As we drove home, Will and I both wanted to cry, because while everyone else either looked on in horror or looked away in polite denial, this man sat beside us and extended grace. Just as the young girl had that Sunday in the nursery, this therapist’s presence channeled the healing love of Jesus into our breaking hearts.

That is why I say that when you see your friends struggling with parenting, they don’t need you to sit over them in judgment. Chances are, anyway, that they are not failing as much as it appears. Likely they are facing challenges that require a unique set of skills. These parents are probably more resilient and courageous than you can imagine, and are crying to Jesus daily for wisdom. When you judge their parenting, you are essentially saying that you do not believe in who they are. You are saying that they are not worthy of raising their children.

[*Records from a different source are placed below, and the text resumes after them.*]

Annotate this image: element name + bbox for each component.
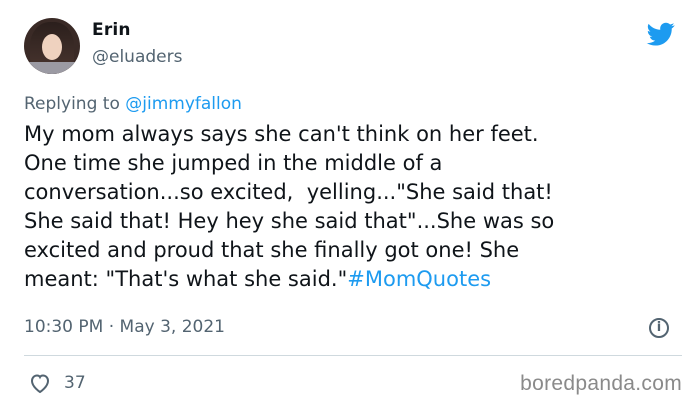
reply-mention-link[interactable]: @jimmyfallon	[125, 94, 242, 114]
user-handle[interactable]: @eluaders	[92, 47, 182, 67]
tweet-line-last: meant: "That's what she said."#MomQuotes	[24, 265, 684, 294]
hashtag-link[interactable]: #MomQuotes	[347, 267, 491, 291]
tweet-line: She said that! Hey hey she said that"...…	[24, 209, 555, 233]
tweet-line: One time she jumped in the middle of a	[24, 151, 443, 175]
replying-prefix: Replying to	[24, 94, 126, 114]
like-count: 37	[64, 373, 86, 393]
replying-to: Replying to @jimmyfallon	[24, 94, 242, 114]
avatar[interactable]	[24, 18, 80, 74]
tweet-timestamp[interactable]: 10:30 PM · May 3, 2021	[24, 317, 225, 337]
user-name[interactable]: Erin	[92, 20, 131, 40]
heart-icon	[30, 374, 50, 394]
tweet-line: conversation...so excited, yelling..."Sh…	[24, 180, 553, 204]
watermark: boredpanda.com	[520, 372, 682, 395]
tweet-text: My mom always says she can't think on he…	[24, 120, 684, 294]
info-icon[interactable]: i	[649, 318, 669, 338]
twitter-bird-icon[interactable]	[644, 20, 678, 48]
tweet-line: excited and proud that she finally got o…	[24, 238, 520, 262]
tweet-line-text: meant: "That's what she said."	[24, 267, 348, 291]
avatar-shirt	[24, 62, 80, 74]
avatar-face	[42, 34, 62, 60]
like-button[interactable]: 37	[28, 372, 86, 394]
tweet-line: My mom always says she can't think on he…	[24, 122, 539, 146]
divider	[24, 355, 682, 356]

Neither do they need you to sit out and ignore them. Ignoring sends the message that you are uncomfortable and unwilling to engage in the messy parts of their lives. It tells them that they are not worth noticing, not worth the effort to support. Ignoring says that you don’t care.

Struggling parents need their friends to willingly go to the center of their pain and sit beside them.

No pat answers, no disengaging, just sitting and holding their souls in the love of Jesus. This sitting-beside is what paves the road to redemption.

If one member suffers, all suffer together; if one member is honored, all rejoice together.

I Corinthians 12:26 (ESV)

 


 

How have other people “sat beside” you during hard seasons of your life?